Northern Protestants: An Unsettled People

Susan McKay.
Blackstaff
Press. Belfast 2000. ISBN 0 85640 666 X £12.99
SUSAN McKAY, a journalist with the Dublin Sunday
Tribune, has written a book that purports to be an ‘uncompromising,
in-depth look at her own people – the Protestants of Northern Ireland.’
She has failed in this aim. This book is nothing of the kind. McKay wears her
politically correct liberal-leftist, feminist heart on her sleeve all through
the book. Those who do not measure up to her standards are subjected to her
patronising comments or her withering sarcasm.
The book’s prologue examines two particularly brutal
murders. Bernadette Martin was shot in the arms of her Protestant boyfriend by
someone they thought was a friend – LVF member Trevor McKeown. Sixteen
year-old James Morgan was beaten to death with a hammer and dumped in a pit of
animal carcasses by his killers. Such actions, she admits, are not typical of
the behaviour of ‘Northern Protestants’ but she tells us about them ‘because
it represents the worst outcome of a type of political Protestantism’.
Perhaps, but it colours the whole book with the notion that, when push comes to
shove, this is the type of thing that Protestants condone.

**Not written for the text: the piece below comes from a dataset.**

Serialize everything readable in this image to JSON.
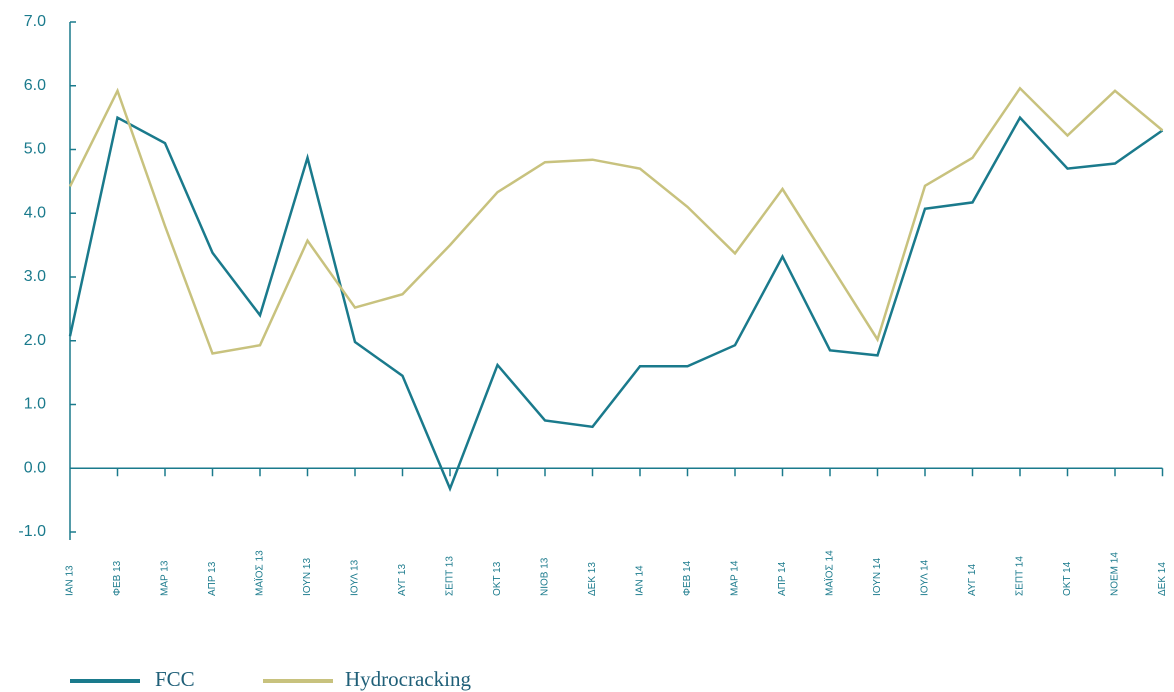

She has met a wide range of Protestants from such diverse
areas as the respectable middle class ‘gold coast’ area of North Down and
socially derived North Belfast; the ‘Orange Citadel’ of Portadown and the
almost Prod free zone of Derry.
McKay seems to suffer from of Guilty Prod Syndrome. She
has accepted the pan-Irish national-chauvinist interpretation of Ulster history
and is full of remorse for the crime of being born among the ‘oppressors’. Northern
Protestants is her Act of Contrition.
Guilty Prods annoy me and Ms McKay is particularly
annoying. She makes a number of untrue and unsupportable comments, for example
the claim that Paisley’s DUP founded the Ulster Clubs movement (page 94) and
the outrageous lie on page139 that "There are [Orange] lodges in
Belfast which commemorate members of the Shankill Butchers". This
latter statement comes in the middle of a sustained rant against Orangeism,
which McKay makes no effort to try and understand.
I cheered the comment of the Rathcoole playwright, Gary
Mitchell who had something to say about Guilty Prod Syndrome. He says he was
often the only Protestant in artistic circles. "Well that is to say, a
working class Protestant who isn't ashamed of his roots and isn't prepared to
avoid an argument by saying Catholics are always right. We have suffered a lot
from that. Niceness. People refusing to be drawn in to political talk because
they don't want to be seen as bigoted. So they let people walk all over
them." Nice one Gary!
For a better understanding of how ordinary Protestants
think, the reader would do much better to read a selection of Michael Hall’s
Island pamphlets. In these pamphlets, we are spared Ms McKay’s self-righteous
condescension. Avoid this woeful book.